Defense attorney Ben Adams said the children are 6 and 14 years old. Averill suspended a 7-year state prison term and sentenced Sanabria-Ruiz to probation and the county jail term.
Sanabria has 364 days credit for time served in the jail, but Averill ordered him to remain in jail until a bed is available at a residential alcohol treatment center.
County jail inmates earn two days credit for each day served.
The judge said she isn’t sure the outcome of the case would be the same if Slone’s daughter had not spoken in behalf of Sanabria-Ruiz.
She noted Slone’s daughter wanted that peace of mind, and she called her compassion for Sanabria-Ruiz’s family “a very unique perspective.”
“This is a singular event,” Averill said. “I don’t expect him to come before this court again.”
Adams told the judge Sanabria-Ruiz is “unbelievably remorseful” about Slone’s death.
He said his client could have posted bail but chose to remain in jail while the case was prosecuted.
Adams said Sanabria-Ruiz, a construction foreman at the time, didn’t flee the collision site but turned the truck around and cooperated with police.
He asked the judge to sentence him to probation.
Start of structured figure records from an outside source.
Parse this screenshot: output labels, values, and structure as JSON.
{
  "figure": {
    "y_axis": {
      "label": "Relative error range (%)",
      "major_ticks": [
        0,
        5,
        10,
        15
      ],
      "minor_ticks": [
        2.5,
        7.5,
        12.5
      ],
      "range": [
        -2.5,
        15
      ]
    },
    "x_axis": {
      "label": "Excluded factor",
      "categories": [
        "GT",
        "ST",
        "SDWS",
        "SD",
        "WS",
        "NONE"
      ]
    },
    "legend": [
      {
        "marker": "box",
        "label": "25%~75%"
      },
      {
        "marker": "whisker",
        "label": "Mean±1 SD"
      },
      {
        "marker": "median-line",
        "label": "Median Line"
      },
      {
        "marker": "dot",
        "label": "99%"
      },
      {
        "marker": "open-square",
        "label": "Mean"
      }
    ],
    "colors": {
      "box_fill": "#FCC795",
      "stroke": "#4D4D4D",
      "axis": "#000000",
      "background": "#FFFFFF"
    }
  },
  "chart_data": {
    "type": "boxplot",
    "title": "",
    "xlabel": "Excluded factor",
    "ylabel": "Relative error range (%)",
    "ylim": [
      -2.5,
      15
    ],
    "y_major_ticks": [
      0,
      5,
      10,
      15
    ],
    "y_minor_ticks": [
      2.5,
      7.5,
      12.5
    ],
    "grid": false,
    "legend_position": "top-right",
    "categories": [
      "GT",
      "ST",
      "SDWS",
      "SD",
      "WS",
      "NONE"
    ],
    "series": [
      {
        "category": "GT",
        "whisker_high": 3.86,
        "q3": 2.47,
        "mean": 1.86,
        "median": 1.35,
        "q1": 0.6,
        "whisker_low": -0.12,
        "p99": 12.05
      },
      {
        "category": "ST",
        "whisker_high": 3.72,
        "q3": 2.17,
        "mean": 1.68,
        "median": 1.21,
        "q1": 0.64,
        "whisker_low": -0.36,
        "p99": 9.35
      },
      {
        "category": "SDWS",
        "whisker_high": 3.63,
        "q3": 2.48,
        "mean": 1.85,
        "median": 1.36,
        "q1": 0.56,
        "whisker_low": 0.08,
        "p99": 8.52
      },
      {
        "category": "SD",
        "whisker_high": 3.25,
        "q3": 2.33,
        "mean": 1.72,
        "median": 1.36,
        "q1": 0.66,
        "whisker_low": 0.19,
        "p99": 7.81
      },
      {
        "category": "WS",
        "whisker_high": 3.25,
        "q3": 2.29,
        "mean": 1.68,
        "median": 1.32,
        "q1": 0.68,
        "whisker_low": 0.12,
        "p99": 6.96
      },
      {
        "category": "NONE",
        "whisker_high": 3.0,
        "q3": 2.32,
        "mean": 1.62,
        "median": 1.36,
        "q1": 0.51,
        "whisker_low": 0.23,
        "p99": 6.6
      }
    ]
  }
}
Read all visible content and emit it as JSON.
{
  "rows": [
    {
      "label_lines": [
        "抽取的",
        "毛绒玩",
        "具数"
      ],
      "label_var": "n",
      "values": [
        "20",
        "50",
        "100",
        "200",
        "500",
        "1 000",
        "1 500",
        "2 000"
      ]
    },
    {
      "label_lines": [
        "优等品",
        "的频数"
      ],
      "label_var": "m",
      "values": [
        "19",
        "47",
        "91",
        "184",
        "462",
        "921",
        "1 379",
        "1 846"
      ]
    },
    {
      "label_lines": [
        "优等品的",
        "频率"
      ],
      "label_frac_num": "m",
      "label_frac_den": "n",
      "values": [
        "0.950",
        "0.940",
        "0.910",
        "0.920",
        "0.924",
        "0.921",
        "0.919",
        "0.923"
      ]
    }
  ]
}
Deputy District Attorney Andrew Lukas did not argue for a state prison sentence. He agreed Sanabria-Ruiz has been remorseful and has no prior record.
The county probation department recommended residential treatment for Sanabria-Ruiz.
Adams said Sanabria-Ruiz’s blood alcohol level was 0.04 percent three hours after the collision and probably 0.10 percent when the side mirror of his truck struck Slone.
Adams said Sanabria-Ruiz is “a good man and a good dad who made a horrible mistake.”